Pudiéramos decir, entonces, que en defraudar esta demanda se pone en juego el encuentro con el
goce y, por tanto, el desvelamiento del objeto a que desborda al fantasma. Se trata de encarar, no
sin incomodidad, lo más singular de cada uno. A esto apunta Lacan en La dirección de la cura y
los principios de su poder al indicar que no se dirige la vida, sino la cura. Dirigir la vida es del
amo: soluciones iguales para todos. Dirigir la cura es hacia lo singular, dibujando una ética del
respeto a la palabra de cada quien, porque detrás de lo que se habla, está la lalengua. Se trata de
una clínica que asume el malentendido basado en lo real.
El deseo del analista es el de poner en marcha un análisis que oriente a lo real del
partenaire-síntoma; es decir, al objeto a velado por este. Por medio del deseo del analista, se
tiene la disposición ética de no personificar el partenaire que el analizante quisiera. No se lo
completa, que es lo mismo a decir que no se satisface la demanda de lo que el analizante cree que
es el amor, lo cual se hace legible bajo transferencia. El análisis propicia un encuentro con un
partenaire éxtimo que descompleta. El Yo queda defraudado y hasta desestabilizado en la medida
en que aquello que se encuentra aparece como unheimlich. Lo ominoso comporta una
satisfacción que puede parecer horrorosa por no comulgar con las buenas costumbres que tienen
lugar en el gran Otro del lenguaje y la Ley. Hablamos de ese Das Ding que no se quiere percibir,
pero que no por eso deja de acompañar muy de cerca al sujeto durante su vida, dándole lo
singular de su cuerpo.
La reflexión sobre el deseo del analista habilita la pregunta, ¿qué es lo que lo causa en
transferencia? Podemos establecer que es un deseo de que ocurra un análisis, y en este registro
del deseo se mueve su ética hacia lo real. Pero al brindar a lo real el estatuto de lo que orienta, no
queda sino preguntarse por el lugar del cuerpo del analista en la conducción de una cura. Tal
como dice Flory Kruger en su intervención, para poder operar con el goce, tiene que haber
cuerpo: la presencia real del analista. Es una ética en la cual el analista, con su deseo, se
descompleta y pone en juego su cuerpo para apartarse de una lógica según la cual la cosas se
solucionan con el saber del amo. Esto requiere de un manejo de lo que en sí mismo hay de
unheimlich, precisamente para ocupar ese lugar de semblante para lo que en el analizante se
acerca tanto al Das Ding.
El rol del analista no encuentra una completud a través de técnicas o el know-how para todos.

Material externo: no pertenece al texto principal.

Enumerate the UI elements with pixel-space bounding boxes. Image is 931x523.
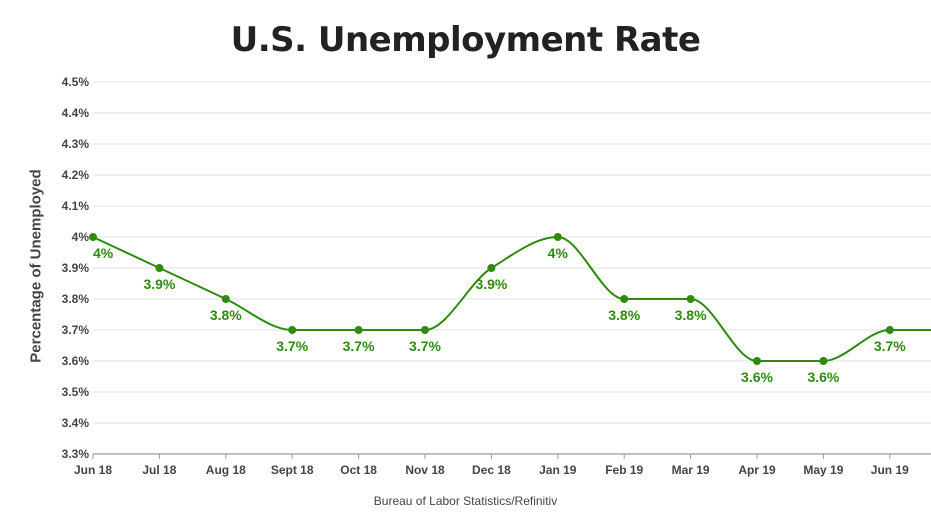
data-point	[487, 264, 496, 272]
data-point	[885, 326, 894, 334]
data-label: 3.8%	[210, 307, 242, 323]
x-tick-label: Oct 18	[340, 463, 377, 477]
data-label: 3.8%	[675, 307, 707, 323]
y-tick-label: 4.5%	[62, 75, 90, 89]
data-point	[89, 233, 97, 241]
y-tick-label: 3.9%	[62, 261, 90, 275]
x-tick-label: Aug 18	[206, 463, 246, 477]
x-tick-label: Dec 18	[472, 463, 511, 477]
series-line-group	[92, 235, 931, 363]
data-labels: 4% 3.9% 3.8% 3.7% 3.7% 3.7% 3.9% 4% 3.8% 3.8% 3.6%…	[93, 245, 906, 385]
series-line	[92, 235, 931, 363]
data-point	[221, 295, 230, 303]
data-point	[155, 264, 164, 272]
data-label: 3.7%	[276, 338, 308, 354]
x-tick-label: Jul 18	[142, 463, 176, 477]
data-label: 4%	[548, 245, 569, 261]
gridlines	[93, 81, 931, 424]
x-tick-label: Mar 19	[672, 463, 710, 477]
data-label: 3.7%	[343, 338, 375, 354]
y-tick-label: 4.2%	[62, 168, 90, 182]
x-tick-label: May 19	[803, 463, 843, 477]
x-tick-label: Sept 18	[271, 463, 314, 477]
source-note: Bureau of Labor Statistics/Refinitiv	[373, 494, 558, 508]
x-tick-label: Jun 19	[871, 463, 909, 477]
data-points	[89, 233, 894, 365]
y-tick-label: 3.4%	[62, 416, 90, 430]
data-label: 3.7%	[874, 338, 906, 354]
x-tick-label: Jan 19	[539, 463, 577, 477]
y-tick-label: 4.4%	[62, 106, 90, 120]
data-label: 3.7%	[409, 338, 441, 354]
chart-title: U.S. Unemployment Rate	[230, 20, 701, 60]
y-tick-label: 3.6%	[62, 354, 90, 368]
y-tick-label: 3.8%	[62, 292, 90, 306]
x-tick-label: Apr 19	[738, 463, 776, 477]
data-point	[553, 233, 562, 241]
data-point	[753, 357, 761, 365]
data-point	[620, 295, 629, 303]
data-label: 4%	[93, 245, 114, 261]
data-label: 3.9%	[475, 276, 507, 292]
y-tick-label: 4.1%	[62, 199, 90, 213]
data-label: 3.6%	[741, 369, 773, 385]
x-tick-label: Jun 18	[74, 463, 112, 477]
x-tick-label: Nov 18	[405, 463, 445, 477]
data-label: 3.8%	[608, 307, 640, 323]
axes: 3.3%3.4%3.5%3.6%3.7%3.8%3.9%4%4.1%4.2%4.…	[62, 75, 931, 477]
y-tick-label: 3.3%	[62, 447, 90, 461]
y-tick-label: 4.3%	[62, 137, 90, 151]
data-label: 3.6%	[807, 369, 839, 385]
data-point	[288, 326, 297, 334]
y-tick-label: 3.7%	[62, 323, 90, 337]
data-label: 3.9%	[143, 276, 175, 292]
data-point	[686, 295, 695, 303]
data-point	[354, 326, 363, 334]
y-tick-label: 3.5%	[62, 385, 90, 399]
x-tick-label: Feb 19	[605, 463, 643, 477]
y-tick-label: 4%	[72, 230, 90, 244]
data-point	[421, 326, 429, 334]
data-point	[819, 357, 828, 365]
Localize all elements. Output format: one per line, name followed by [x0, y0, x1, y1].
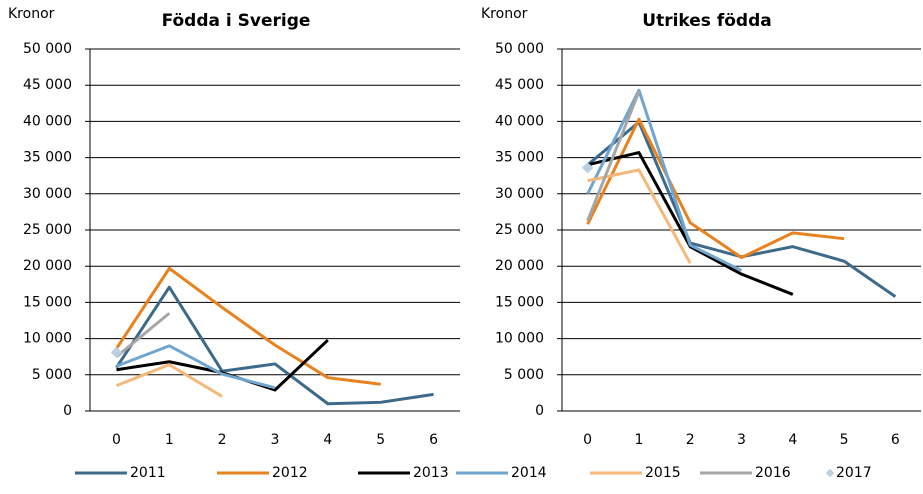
y-tick-label: 5 000	[504, 367, 544, 383]
y-tick-label: 10 000	[495, 331, 544, 347]
y-tick-label: 25 000	[495, 222, 544, 238]
x-tick-label: 5	[840, 432, 849, 448]
legend-label: 2017	[836, 465, 872, 481]
line	[115, 363, 223, 398]
y-tick-label: 45 000	[23, 77, 72, 93]
legend-marker	[825, 468, 835, 478]
line	[586, 91, 641, 222]
x-tick-label: 5	[376, 432, 385, 448]
y-tick-label: 35 000	[23, 150, 72, 166]
x-tick-label: 0	[112, 432, 121, 448]
legend-label: 2011	[130, 465, 166, 481]
line	[115, 266, 381, 386]
y-tick-label: 15 000	[495, 294, 544, 310]
x-tick-label: 1	[165, 432, 174, 448]
legend-label: 2013	[413, 465, 449, 481]
line	[586, 117, 845, 260]
x-tick-label: 4	[323, 432, 332, 448]
legend-label: 2014	[511, 465, 547, 481]
y-tick-label: 30 000	[23, 186, 72, 202]
x-tick-label: 0	[583, 432, 592, 448]
x-tick-label: 1	[634, 432, 643, 448]
legend-label: 2012	[272, 465, 308, 481]
y-tick-label: 10 000	[23, 331, 72, 347]
y-tick-label: 40 000	[23, 113, 72, 129]
y-tick-label: 0	[535, 403, 544, 419]
chart-title: Födda i Sverige	[162, 11, 311, 31]
x-tick-label: 6	[891, 432, 900, 448]
y-tick-label: 5 000	[32, 367, 72, 383]
x-tick-label: 6	[429, 432, 438, 448]
line	[115, 312, 171, 358]
x-tick-label: 2	[218, 432, 227, 448]
line	[116, 338, 329, 392]
y-tick-label: 15 000	[23, 294, 72, 310]
x-tick-label: 2	[686, 432, 695, 448]
y-tick-label: 50 000	[495, 41, 544, 57]
legend-label: 2016	[755, 465, 791, 481]
y-tick-label: 20 000	[23, 258, 72, 274]
y-tick-label: 35 000	[495, 150, 544, 166]
x-tick-label: 3	[271, 432, 280, 448]
line	[586, 88, 743, 272]
marker	[581, 162, 594, 174]
y-tick-label: 25 000	[23, 222, 72, 238]
y-tick-label: 45 000	[495, 77, 544, 93]
y-tick-label: 0	[63, 403, 72, 419]
y-axis-label: Kronor	[481, 6, 528, 22]
marker	[110, 346, 123, 359]
y-tick-label: 40 000	[495, 113, 544, 129]
x-tick-label: 3	[737, 432, 746, 448]
line	[115, 285, 434, 406]
y-tick-label: 20 000	[495, 258, 544, 274]
line	[115, 344, 276, 390]
y-tick-label: 50 000	[23, 41, 72, 57]
y-axis-label: Kronor	[8, 6, 55, 22]
chart-title: Utrikes födda	[642, 11, 771, 31]
y-tick-label: 30 000	[495, 186, 544, 202]
x-tick-label: 4	[788, 432, 797, 448]
legend-label: 2015	[645, 465, 681, 481]
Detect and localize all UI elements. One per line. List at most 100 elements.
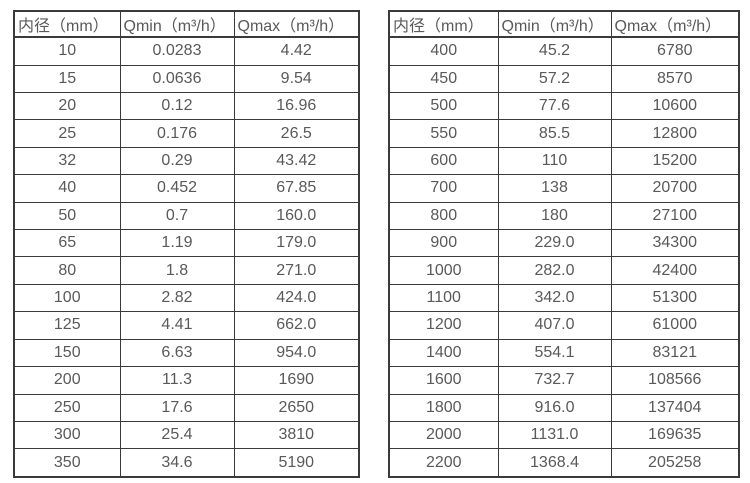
header-inner-diameter: 内径（mm） bbox=[388, 10, 499, 38]
table-cell: 61000 bbox=[610, 311, 740, 340]
table-cell: 1690 bbox=[233, 366, 360, 395]
table-row: 250 17.6 2650 bbox=[13, 393, 360, 422]
table-row: 50 0.7 160.0 bbox=[13, 201, 360, 231]
table-cell: 4.41 bbox=[119, 311, 235, 340]
table-cell: 150 bbox=[13, 338, 121, 368]
table-row: 40 0.452 67.85 bbox=[13, 174, 360, 203]
table-cell: 3810 bbox=[233, 420, 360, 450]
table-row: 20 0.12 16.96 bbox=[13, 92, 360, 121]
table-cell: 34300 bbox=[610, 229, 740, 258]
table-cell: 916.0 bbox=[497, 393, 612, 422]
table-row: 700 138 20700 bbox=[388, 174, 740, 203]
table-cell: 229.0 bbox=[497, 229, 612, 258]
table-cell: 900 bbox=[388, 229, 499, 258]
table-cell: 160.0 bbox=[233, 201, 360, 231]
table-cell: 0.12 bbox=[119, 92, 235, 121]
table-cell: 125 bbox=[13, 311, 121, 340]
table-cell: 6780 bbox=[610, 36, 740, 66]
table-row: 550 85.5 12800 bbox=[388, 119, 740, 148]
table-cell: 1000 bbox=[388, 256, 499, 285]
table-cell: 50 bbox=[13, 201, 121, 231]
table-cell: 5190 bbox=[233, 448, 360, 478]
header-qmin: Qmin（m³/h） bbox=[119, 10, 235, 38]
table-row: 125 4.41 662.0 bbox=[13, 311, 360, 340]
table-cell: 2.82 bbox=[119, 283, 235, 313]
table-cell: 67.85 bbox=[233, 174, 360, 203]
table-cell: 9.54 bbox=[233, 64, 360, 94]
table-cell: 12800 bbox=[610, 119, 740, 148]
table-row: 400 45.2 6780 bbox=[388, 36, 740, 66]
table-cell: 169635 bbox=[610, 420, 740, 450]
table-cell: 20700 bbox=[610, 174, 740, 203]
table-cell: 20 bbox=[13, 92, 121, 121]
table-row: 100 2.82 424.0 bbox=[13, 283, 360, 313]
table-cell: 11.3 bbox=[119, 366, 235, 395]
table-cell: 450 bbox=[388, 64, 499, 94]
table-cell: 1.8 bbox=[119, 256, 235, 285]
table-cell: 16.96 bbox=[233, 92, 360, 121]
table-cell: 732.7 bbox=[497, 366, 612, 395]
table-row: 200 11.3 1690 bbox=[13, 366, 360, 395]
table-cell: 42400 bbox=[610, 256, 740, 285]
table-cell: 4.42 bbox=[233, 36, 360, 66]
table-cell: 0.29 bbox=[119, 146, 235, 176]
table-cell: 400 bbox=[388, 36, 499, 66]
table-header-row: 内径（mm） Qmin（m³/h） Qmax（m³/h） bbox=[13, 10, 360, 38]
table-row: 32 0.29 43.42 bbox=[13, 146, 360, 176]
table-cell: 282.0 bbox=[497, 256, 612, 285]
table-cell: 1800 bbox=[388, 393, 499, 422]
table-cell: 271.0 bbox=[233, 256, 360, 285]
table-row: 1200 407.0 61000 bbox=[388, 311, 740, 340]
table-cell: 138 bbox=[497, 174, 612, 203]
table-cell: 15200 bbox=[610, 146, 740, 176]
table-cell: 83121 bbox=[610, 338, 740, 368]
table-cell: 65 bbox=[13, 229, 121, 258]
table-body: 10 0.0283 4.42 15 0.0636 9.54 20 0.12 16.96 25 0.1… bbox=[13, 36, 360, 478]
table-cell: 300 bbox=[13, 420, 121, 450]
table-cell: 110 bbox=[497, 146, 612, 176]
table-cell: 25 bbox=[13, 119, 121, 148]
header-qmin: Qmin（m³/h） bbox=[497, 10, 612, 38]
table-header-row: 内径（mm） Qmin（m³/h） Qmax（m³/h） bbox=[388, 10, 740, 38]
table-row: 1600 732.7 108566 bbox=[388, 366, 740, 395]
table-cell: 350 bbox=[13, 448, 121, 478]
table-cell: 2000 bbox=[388, 420, 499, 450]
table-cell: 200 bbox=[13, 366, 121, 395]
table-row: 80 1.8 271.0 bbox=[13, 256, 360, 285]
table-cell: 27100 bbox=[610, 201, 740, 231]
table-row: 25 0.176 26.5 bbox=[13, 119, 360, 148]
flow-table-large-diameters: 内径（mm） Qmin（m³/h） Qmax（m³/h） 400 45.2 6780… bbox=[388, 10, 740, 478]
table-cell: 40 bbox=[13, 174, 121, 203]
table-row: 2000 1131.0 169635 bbox=[388, 420, 740, 450]
table-cell: 1200 bbox=[388, 311, 499, 340]
table-cell: 26.5 bbox=[233, 119, 360, 148]
table-cell: 500 bbox=[388, 92, 499, 121]
table-cell: 700 bbox=[388, 174, 499, 203]
table-cell: 407.0 bbox=[497, 311, 612, 340]
table-row: 600 110 15200 bbox=[388, 146, 740, 176]
table-cell: 6.63 bbox=[119, 338, 235, 368]
table-row: 1000 282.0 42400 bbox=[388, 256, 740, 285]
table-cell: 1400 bbox=[388, 338, 499, 368]
header-qmax: Qmax（m³/h） bbox=[233, 10, 360, 38]
table-cell: 554.1 bbox=[497, 338, 612, 368]
table-cell: 550 bbox=[388, 119, 499, 148]
table-cell: 43.42 bbox=[233, 146, 360, 176]
table-row: 1800 916.0 137404 bbox=[388, 393, 740, 422]
header-inner-diameter: 内径（mm） bbox=[13, 10, 121, 38]
table-cell: 800 bbox=[388, 201, 499, 231]
table-cell: 1131.0 bbox=[497, 420, 612, 450]
table-row: 300 25.4 3810 bbox=[13, 420, 360, 450]
table-row: 65 1.19 179.0 bbox=[13, 229, 360, 258]
table-cell: 17.6 bbox=[119, 393, 235, 422]
table-cell: 0.7 bbox=[119, 201, 235, 231]
table-row: 450 57.2 8570 bbox=[388, 64, 740, 94]
table-cell: 137404 bbox=[610, 393, 740, 422]
table-cell: 2200 bbox=[388, 448, 499, 478]
table-cell: 1368.4 bbox=[497, 448, 612, 478]
table-row: 500 77.6 10600 bbox=[388, 92, 740, 121]
table-body: 400 45.2 6780 450 57.2 8570 500 77.6 10600 550 85.… bbox=[388, 36, 740, 478]
table-cell: 8570 bbox=[610, 64, 740, 94]
table-row: 900 229.0 34300 bbox=[388, 229, 740, 258]
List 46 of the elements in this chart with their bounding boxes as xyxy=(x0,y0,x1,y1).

Tampoco se deja seducir por las colecciones de títulos que garantizan el conocimiento. No se
resguarda en un saber, sino que se juega la piel. Asumir la posición de analista es consentir a
descompletarse. Cada Un analista, desde el marco de la transferencia en las curas que lleve
adelante, está causado desde la ética a preguntarse por su lugar en las mismas. Pregunta que parte
de lo singular y que puede ser compartida, conversada, con algunos otros (u otros Unos) en
Escuela.
Finalizando este recorrido, precisar un poco más la pregunta se hace posible: al decir que el
analista se pone en el lugar de semblante de a, causante de deseo, ¿se sobreentiende que se habla
solo del deseo del analizante? Al ocupar este semblante, ¿está poniendo su cuerpo al servicio de
causar también su propio deseo del analista?
Referencias
Freud, S. (1905). Tres ensayos para una teoría sexual. En Obras completas, tomo VII. Buenos
Aires: Amorrortu.
Freud, S. (1919). Lo ominoso. En Obras completas, tomo XVII. Buenos Aires: Amorrortu.
Holguín, C. (2019). Intervención sobre la transferencia: abrir los postigos y encore (en-corp).
Intervención recogida en los Cuadernos del INES n° 14. Grama Ediciones.
Kruger, F. (2019). De cuerpos y presencias. Intervención recogida en los Cuadernos del INES n°
14. Grama Ediciones.
Miller, J-A. (1984). C.S.T. En el n° 6 de Bitácora Lacaniana (Septiembre, 2017). Pp. 71-76.
Nueva Escuela Lacaniana. Buenos Aires: Grama Ediciones.